SEM-EDS results of the reduced pellet

It can be seen that the Sn content is enriched, and the major Sn phases in the reduced pellet are metallic iron, metallic tin, and diverse Sn-Fe alloys (mainly Fe₃Sn₂, FeSn). Upon reduction, magnetite and stannic oxide are reduced to metallic form. The reduced tin metal melts into liquid state and combines with iron metal to form Sn-Fe alloys during the cooling process, as shown in Figure 3. Different Sn compounds (spots 1 through 3) were generated, depending on the Sn content and temperature. Even in the same iron grain, the constituents of Sn-Fe alloy (spots 2 and 3) are different. This may be attributed to the enrichment of liquid tin in the metallic iron grains.[25] During the cooling process, Sn compounds with higher melting point will precipitate first. The rest of liquid tin will enter into the pores of the pellet and precipitate between the metallic iron grains (spot 5) during solidification. As a result, tin in the reduced pellet mainly exists in the form of Sn-Fe alloy or metallic tin. According to the binary phase diagram of Sn-Fe (Figure 3), FeSn and FeSn₂ may form after condensation. The existence of Fe₃Sn₂ in the reduced pellet may be ascribed to fast cooling by liquid nitrogen.
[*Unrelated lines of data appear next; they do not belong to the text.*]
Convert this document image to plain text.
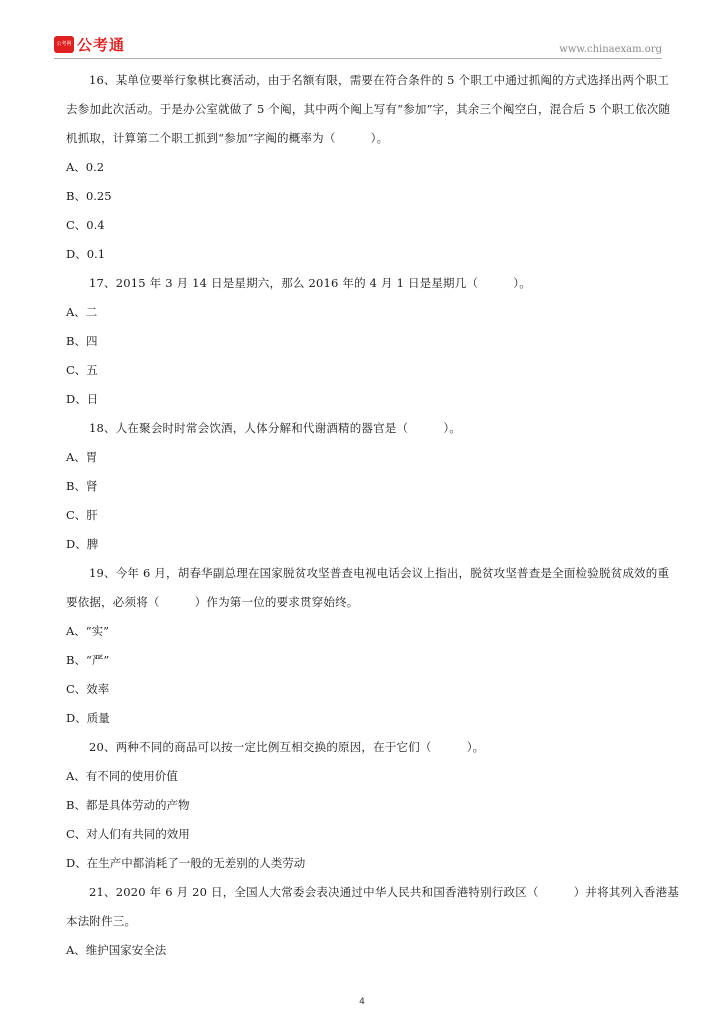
公考网 公考通	www.chinaexam.org

16、某单位要举行象棋比赛活动，由于名额有限，需要在符合条件的 5 个职工中通过抓阄的方式选择出两个职工去参加此次活动。于是办公室就做了 5 个阄，其中两个阄上写有“参加”字，其余三个阄空白，混合后 5 个职工依次随机抓取，计算第二个职工抓到“参加”字阄的概率为（　　　）。

A、0.2

B、0.25

C、0.4

D、0.1

17、2015 年 3 月 14 日是星期六，那么 2016 年的 4 月 1 日是星期几（　　　）。

A、二

B、四

C、五

D、日

18、人在聚会时时常会饮酒，人体分解和代谢酒精的器官是（　　　）。

A、胃

B、肾

C、肝

D、脾

19、今年 6 月，胡春华副总理在国家脱贫攻坚普查电视电话会议上指出，脱贫攻坚普查是全面检验脱贫成效的重要依据，必须将（　　　）作为第一位的要求贯穿始终。

A、“实”

B、“严”

C、效率

D、质量

20、两种不同的商品可以按一定比例互相交换的原因，在于它们（　　　）。

A、有不同的使用价值

B、都是具体劳动的产物

C、对人们有共同的效用

D、在生产中都消耗了一般的无差别的人类劳动

21、2020 年 6 月 20 日，全国人大常委会表决通过中华人民共和国香港特别行政区（　　　）并将其列入香港基本法附件三。

A、维护国家安全法

4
The distribution of Sn and Fe contents in the reduced pellet is also verified by SEM line scan (Figure 9). The results indicate that the contents of Sn and Fe fluctuate slightly inside the iron grains as different Sn-Fe alloys are generated. Their contents change distinctly in the transition area, presenting an opposite variation tendency. Higher iron content was detected in the dark area, while the content of Sn was higher in the gray area. Because different contents of Sn were combined with metallic iron grain, the darker area with lower Sn content was the first precipitation phase during cooling, followed by higher Sn content compounds, and finally the Sn-rich area. It is also indicated that liquid Sn will exist during the reduction, which is consistent with the negligible vapor pressure of metallic tin.

Fig. 9

SEM line scan of the reduced pellet

CONCLUSIONS

The reduction behavior of Sn-bearing iron concentrate pellets by mixed H₂/CO gas was studied. Thermodynamic analysis of the reduction process shows that stannic oxide is easily reduced to metallic tin and the conditions for volatilizing Sn are rigorous. The experimental results reveal that volatilizing tin is feasible via reduction at 1223 K (950 °C) with mixed gas of 5 vol pct H₂, 28.5 vol pct CO, 66.5 vol pct CO₂ (CO/(CO + CO₂) = 30 pct). The residual Sn content is decreased to less than 0.06 pct after 30 minutes. However, it is necessary to further reduce the pellet for preparing DRI. Metallic pellet enriching Sn is demonstrated to be a promising way to effectively use this kind of Sn-bearing ore. The experimental validation for gas-based reduction indicates that only 5.5 pct of Sn is volatilized when reduced at 1223 K (950 °C) for 30 minutes with the mixed gas of 50 vol pct H₂, 50 vol pct CO (CO/(CO + CO₂) = 100 pct). A metallic pellet (Sn-bearing DRI) with Sn content of 0.293 pct, Fe metallization of 93.5 pct, and total iron content of 88.2 pct is prepared, which can be used as a raw material for producing Sn-bearing stainless steel. The reduced tin metal combines with metallic iron to form Sn-Fe alloy or remains as metallic tin in the Sn-bearing DRI.